Tracey Dawson is Managing Director of Daletech Electronics, a renowned manufacturing company in Pudsey, Leeds.
The business was set up in 1987 by Tracey and her husband and saw fantastic organic growth through strong local networks and the enthusiasm and skills of its founders. By 2017 the organisation was at around 20 employees, but the business was facing a number of significant challenges and Tracey felt that the business needed to adapt and build a clear strategy and roadmap in order to remain competitive.
“Our leadership team didn’t have training in business strategy, we were brilliant at what we did, which was electronics manufacturing, but we didn’t know the first thing about building a business plan.”
Tracey started actively approaching some consultants to see if they could help her, but felt quite overwhelmed by what they saying and the costs involved. Instead after receiving recommendations by three separate colleagues she applied for the Goldman Sachs 10,000 Small Businesses programme, which was delivered in part by Leeds University Business School.

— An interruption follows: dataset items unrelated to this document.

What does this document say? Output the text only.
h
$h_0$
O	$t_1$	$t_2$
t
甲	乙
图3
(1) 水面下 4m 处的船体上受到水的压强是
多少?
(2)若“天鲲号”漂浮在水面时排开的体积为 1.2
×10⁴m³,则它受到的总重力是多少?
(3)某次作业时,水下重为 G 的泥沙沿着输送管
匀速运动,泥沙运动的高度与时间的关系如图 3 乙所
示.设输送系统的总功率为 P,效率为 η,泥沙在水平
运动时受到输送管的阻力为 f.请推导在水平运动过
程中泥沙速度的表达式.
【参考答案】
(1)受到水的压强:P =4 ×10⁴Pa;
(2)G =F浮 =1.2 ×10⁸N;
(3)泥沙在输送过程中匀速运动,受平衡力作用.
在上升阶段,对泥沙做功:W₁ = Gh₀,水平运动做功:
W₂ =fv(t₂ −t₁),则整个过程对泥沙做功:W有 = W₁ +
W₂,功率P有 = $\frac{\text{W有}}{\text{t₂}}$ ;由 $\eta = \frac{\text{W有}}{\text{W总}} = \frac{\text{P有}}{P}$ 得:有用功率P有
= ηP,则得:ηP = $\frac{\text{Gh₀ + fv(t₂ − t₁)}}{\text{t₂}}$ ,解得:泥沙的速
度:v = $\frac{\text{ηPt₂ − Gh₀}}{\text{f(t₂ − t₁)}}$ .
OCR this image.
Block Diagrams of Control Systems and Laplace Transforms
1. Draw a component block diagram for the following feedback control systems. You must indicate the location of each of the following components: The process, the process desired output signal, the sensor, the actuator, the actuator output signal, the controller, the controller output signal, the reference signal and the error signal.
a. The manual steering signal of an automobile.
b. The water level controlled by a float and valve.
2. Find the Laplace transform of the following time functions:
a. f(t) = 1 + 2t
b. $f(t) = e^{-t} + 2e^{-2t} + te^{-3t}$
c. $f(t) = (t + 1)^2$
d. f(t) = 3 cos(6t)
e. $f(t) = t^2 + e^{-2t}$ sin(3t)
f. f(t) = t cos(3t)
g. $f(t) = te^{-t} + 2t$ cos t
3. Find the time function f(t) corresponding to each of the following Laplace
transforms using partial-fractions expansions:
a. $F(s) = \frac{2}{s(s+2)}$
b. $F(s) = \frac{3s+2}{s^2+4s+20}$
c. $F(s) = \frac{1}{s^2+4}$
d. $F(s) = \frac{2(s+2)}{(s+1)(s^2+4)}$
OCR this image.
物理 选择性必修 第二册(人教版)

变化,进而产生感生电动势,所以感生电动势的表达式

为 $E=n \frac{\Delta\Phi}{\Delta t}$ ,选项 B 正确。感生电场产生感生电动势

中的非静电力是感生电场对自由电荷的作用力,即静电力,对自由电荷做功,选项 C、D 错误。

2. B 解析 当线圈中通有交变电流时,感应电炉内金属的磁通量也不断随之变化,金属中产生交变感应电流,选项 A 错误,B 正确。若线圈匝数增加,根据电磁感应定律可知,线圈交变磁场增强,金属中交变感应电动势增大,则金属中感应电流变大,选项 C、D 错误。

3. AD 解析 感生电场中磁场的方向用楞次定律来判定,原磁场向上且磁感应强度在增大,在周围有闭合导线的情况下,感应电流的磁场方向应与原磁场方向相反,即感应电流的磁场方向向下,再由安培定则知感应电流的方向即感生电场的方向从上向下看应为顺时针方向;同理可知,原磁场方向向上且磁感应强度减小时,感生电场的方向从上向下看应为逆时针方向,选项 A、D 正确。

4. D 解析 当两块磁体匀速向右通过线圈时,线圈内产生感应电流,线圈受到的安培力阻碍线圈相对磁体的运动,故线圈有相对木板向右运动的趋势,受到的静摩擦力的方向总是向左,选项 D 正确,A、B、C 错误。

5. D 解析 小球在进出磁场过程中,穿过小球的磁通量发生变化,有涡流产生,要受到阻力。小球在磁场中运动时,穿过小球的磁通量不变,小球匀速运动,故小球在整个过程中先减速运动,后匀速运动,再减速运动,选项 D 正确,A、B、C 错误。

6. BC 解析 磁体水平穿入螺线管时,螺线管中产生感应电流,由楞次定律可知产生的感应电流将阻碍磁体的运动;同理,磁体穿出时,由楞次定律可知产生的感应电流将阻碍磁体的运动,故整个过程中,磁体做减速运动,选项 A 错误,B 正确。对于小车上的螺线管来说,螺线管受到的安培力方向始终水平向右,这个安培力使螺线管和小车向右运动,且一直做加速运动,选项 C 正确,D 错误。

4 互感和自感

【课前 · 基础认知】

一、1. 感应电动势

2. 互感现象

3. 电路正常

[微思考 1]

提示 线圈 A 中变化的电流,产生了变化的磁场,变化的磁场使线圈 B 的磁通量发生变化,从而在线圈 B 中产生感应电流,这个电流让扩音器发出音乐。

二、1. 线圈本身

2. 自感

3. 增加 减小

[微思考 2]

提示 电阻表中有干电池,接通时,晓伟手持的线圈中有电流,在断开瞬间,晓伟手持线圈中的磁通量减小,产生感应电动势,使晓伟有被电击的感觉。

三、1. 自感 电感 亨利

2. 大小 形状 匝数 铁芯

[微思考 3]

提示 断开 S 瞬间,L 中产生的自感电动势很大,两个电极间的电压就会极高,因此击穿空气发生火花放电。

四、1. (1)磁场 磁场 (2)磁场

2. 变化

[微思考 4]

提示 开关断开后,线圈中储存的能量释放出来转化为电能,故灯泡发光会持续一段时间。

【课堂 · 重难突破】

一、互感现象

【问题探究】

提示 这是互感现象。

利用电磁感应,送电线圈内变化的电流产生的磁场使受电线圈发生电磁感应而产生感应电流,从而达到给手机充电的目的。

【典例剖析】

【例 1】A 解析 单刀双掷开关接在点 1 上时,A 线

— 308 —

“It was an incredibly eye opening programme. Professor Sarah Underwood and the team were absolutely brilliant. It also helped me think strategically about our business in a very modular way and identify which priorities we needed to tackle first and how to approach those challenges in a simple straightforward way.”
It was really empowering to give yourself the skills to be able to plan out the future of your organisation.
The Goldman Sachs programme brings together leaders of small businesses from across industry sectors and creates unique networking and peer learning opportunities.
“When you run a small family business, you have so much noise around you and it’s easy to get distracted and lose sight of what it is that really makes your business a success. After the programme I realised we really needed to focus on what makes us different; who we are, where we want to go, and what makes our proposition so unique.”
The programme helped Daletech build a focused strategy for growth that still underpins their business today, and allowed them to employ a kickstart employee and grow their workforce.
In 2020 when Covid-19 impacted business, Tracey decided to take part in Leeds University Business School’s SME Peer Network Programme, which brought together local business leaders to collaboratively work through the challenges they were facing.
When you’re running a small business, you can be so much more at risk from external events impacting your business and it can often feel quite a lonely environment. Programmes like these that bring people together are so important to help you build resilience, reflect on your journey and refocus your mind on the things that matter the most.
The programme helped Tracey to adapt her business strategy to ensure continued growth despite the challenges that the pandemic brought.
Tracey is also the Chair of the Leeds Manufacturing Alliance and helps organise the Leeds Manufacturing Festival and understands how important it is to bring business together to network and share ideas. In 2021, Tracey joined the Leeds University Business School’s Executive and Professional Education Advisory Board and plays a key role in advising on our support for businesses.
“One thing I always see with the small business owners I meet is that they’re really struggling to think strategically. They are so involved in the day to day that they don’t think about the future and where their business is going. It’s not their fault, it’s the demands of the job. But having an experienced team at the Business School to help guide you in developing a plan is really important. Sarah and the team have always been brilliant and their knowledge second-to-none.”
“I've been getting more involved in lots of exciting initiatives across the region, and being a part of the Business School is another great opportunity to work with businesses and support the local economy.”